Starting at the top of the list, Franklin spent one week working on each virtue. In the morning he thought about how he would reinforce the new habit throughout the day. During the day he looked at his notes to remind himself of the new habit. At the end of the day, he counted how many times he fell back into the old habit.
While Franklin was surprised at first to see how “faulty” his behavior was, he was so resolved that he pressed on, working through the entire list in a thirteen-week cycle, and completing four such cycles in a year. As for results, he noted in his autobiography that while perfection was unattainable, he could see big improvements.
Modern psychologists recognise three key elements in Franklin’s three-hundred-year-old procedure for changing habits:
1. He started out committed to the new behavior.
2. He worked on only one habit at a time.
3. He put in place visual reminders.
Applying Benjamin Franklin’s Method
Here are 12 time management habits for the new year. Tailor these as you like, but whatever you do, work on one each week using Benjamin Franklin’s method:
Habit 1: Strive to be authentic. Be as honest with yourself as you can about what you want and why you do what you do.
Habit 2: Favour trusting relationships. Put your efforts into building relationships with people you can trust and count on, and make sure those same people can trust and count on you.
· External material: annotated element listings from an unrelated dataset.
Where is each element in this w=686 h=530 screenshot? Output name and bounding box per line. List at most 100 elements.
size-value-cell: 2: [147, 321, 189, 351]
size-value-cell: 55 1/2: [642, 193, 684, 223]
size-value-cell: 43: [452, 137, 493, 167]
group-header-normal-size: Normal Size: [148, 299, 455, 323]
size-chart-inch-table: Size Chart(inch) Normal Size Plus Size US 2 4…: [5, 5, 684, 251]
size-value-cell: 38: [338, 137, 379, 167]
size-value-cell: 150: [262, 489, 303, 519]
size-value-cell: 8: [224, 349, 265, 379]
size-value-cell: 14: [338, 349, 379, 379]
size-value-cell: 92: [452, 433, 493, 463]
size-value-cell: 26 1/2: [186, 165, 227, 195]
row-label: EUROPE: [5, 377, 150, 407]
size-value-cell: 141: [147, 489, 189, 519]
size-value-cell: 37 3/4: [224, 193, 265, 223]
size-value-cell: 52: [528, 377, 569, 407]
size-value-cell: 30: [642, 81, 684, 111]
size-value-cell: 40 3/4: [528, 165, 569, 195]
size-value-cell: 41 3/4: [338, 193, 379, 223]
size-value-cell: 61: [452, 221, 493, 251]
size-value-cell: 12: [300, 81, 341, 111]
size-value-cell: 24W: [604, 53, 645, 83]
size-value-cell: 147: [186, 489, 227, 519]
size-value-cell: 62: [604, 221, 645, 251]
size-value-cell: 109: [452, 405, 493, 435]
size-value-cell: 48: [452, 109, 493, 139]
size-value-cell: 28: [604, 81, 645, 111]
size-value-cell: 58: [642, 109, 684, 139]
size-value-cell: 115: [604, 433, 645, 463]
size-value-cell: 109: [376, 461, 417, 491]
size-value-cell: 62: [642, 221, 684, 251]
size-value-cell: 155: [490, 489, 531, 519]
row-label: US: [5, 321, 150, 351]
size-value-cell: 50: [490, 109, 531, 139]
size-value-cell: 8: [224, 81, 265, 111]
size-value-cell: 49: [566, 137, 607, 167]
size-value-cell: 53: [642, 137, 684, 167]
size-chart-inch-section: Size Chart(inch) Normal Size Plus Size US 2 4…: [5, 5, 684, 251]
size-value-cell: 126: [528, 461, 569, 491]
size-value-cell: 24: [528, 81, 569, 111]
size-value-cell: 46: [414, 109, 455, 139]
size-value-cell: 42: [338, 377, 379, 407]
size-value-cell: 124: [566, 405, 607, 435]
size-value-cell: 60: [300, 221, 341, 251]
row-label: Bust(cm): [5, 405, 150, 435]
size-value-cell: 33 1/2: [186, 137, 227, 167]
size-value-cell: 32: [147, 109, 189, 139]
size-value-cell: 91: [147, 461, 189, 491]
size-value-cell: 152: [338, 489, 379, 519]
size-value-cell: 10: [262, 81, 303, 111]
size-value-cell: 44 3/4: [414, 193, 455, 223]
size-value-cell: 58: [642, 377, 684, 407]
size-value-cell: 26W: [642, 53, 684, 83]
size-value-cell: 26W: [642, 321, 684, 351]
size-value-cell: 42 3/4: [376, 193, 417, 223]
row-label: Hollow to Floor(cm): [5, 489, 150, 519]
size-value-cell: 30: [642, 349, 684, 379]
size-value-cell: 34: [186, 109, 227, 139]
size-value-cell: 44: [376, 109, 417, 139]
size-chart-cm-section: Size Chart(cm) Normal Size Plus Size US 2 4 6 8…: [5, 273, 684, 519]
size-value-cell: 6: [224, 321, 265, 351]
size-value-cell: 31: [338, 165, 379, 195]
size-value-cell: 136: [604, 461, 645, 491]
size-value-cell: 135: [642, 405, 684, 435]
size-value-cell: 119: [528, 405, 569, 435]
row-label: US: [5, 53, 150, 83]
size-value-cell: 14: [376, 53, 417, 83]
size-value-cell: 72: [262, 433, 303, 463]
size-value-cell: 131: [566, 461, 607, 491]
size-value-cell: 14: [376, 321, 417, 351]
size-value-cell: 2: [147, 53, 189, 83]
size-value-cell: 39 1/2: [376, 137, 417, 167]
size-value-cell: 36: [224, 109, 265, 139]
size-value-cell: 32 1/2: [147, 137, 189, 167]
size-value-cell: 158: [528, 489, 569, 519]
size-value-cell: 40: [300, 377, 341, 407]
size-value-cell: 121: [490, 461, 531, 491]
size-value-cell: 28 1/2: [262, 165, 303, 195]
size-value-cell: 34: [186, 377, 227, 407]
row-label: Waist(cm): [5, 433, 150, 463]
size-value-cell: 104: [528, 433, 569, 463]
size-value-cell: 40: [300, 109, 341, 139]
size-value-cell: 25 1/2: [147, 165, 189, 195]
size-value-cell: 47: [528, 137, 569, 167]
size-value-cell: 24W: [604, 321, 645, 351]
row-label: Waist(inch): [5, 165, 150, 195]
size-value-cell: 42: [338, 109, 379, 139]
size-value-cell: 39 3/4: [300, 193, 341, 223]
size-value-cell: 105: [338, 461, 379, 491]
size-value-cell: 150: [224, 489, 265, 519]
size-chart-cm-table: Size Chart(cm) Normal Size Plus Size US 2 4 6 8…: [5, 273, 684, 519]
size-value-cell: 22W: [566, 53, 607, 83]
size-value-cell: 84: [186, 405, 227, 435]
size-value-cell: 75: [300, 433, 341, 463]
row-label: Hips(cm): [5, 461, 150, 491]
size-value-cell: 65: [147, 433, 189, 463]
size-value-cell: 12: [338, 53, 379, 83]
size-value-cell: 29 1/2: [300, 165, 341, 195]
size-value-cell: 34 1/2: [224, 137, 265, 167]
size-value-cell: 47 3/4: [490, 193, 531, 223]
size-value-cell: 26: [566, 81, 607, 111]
Habit 3: Maintain a lifestyle that will give you maximum energy. Work your way up to doing aerobic exercise at least three times a week, eating a light lunch, and getting enough sleep.
Habit 4: Listen to your biorhythms and organise your day accordingly. Make it a habit to pay attention to regular fluctuations in your physical and mental energy levels throughout the day; and based on what you learn, make adjustments to how you schedule tasks.
Habit 5: Set very few priorities and stick to them. Select a maximum of two things that are your highest priority, and plan time to work on them.
Habit 6: Turn down things that are inconsistent with your priorities. Get good at saying no to other people, and do so frequently.
Habit 7: Set aside time for focused effort. Schedule time every day to work on just one thing.
Habit 8: Always look for ways of doing things better and faster. Be on the lookout for tasks you do over and over again, and look for ways of improving how you do them.
Habit 9: Build solid processes. Set up processes that last and that run without your attention.
Habit 10: Spot trouble ahead and solve problems immediately. Set aside time to think about what lies ahead, and face all problems as soon as you can.
Habit 11: Break your goals into small units of work, and think only about one unit at a time. Spend most of your time working on the task in front of you, and avoid dreaming too much about the big goal.
Habit 12: Finish what’s important and stop doing what’s no longer worthwhile. Don’t stop doing what you considered worth starting unless there’s a good reason to give it up.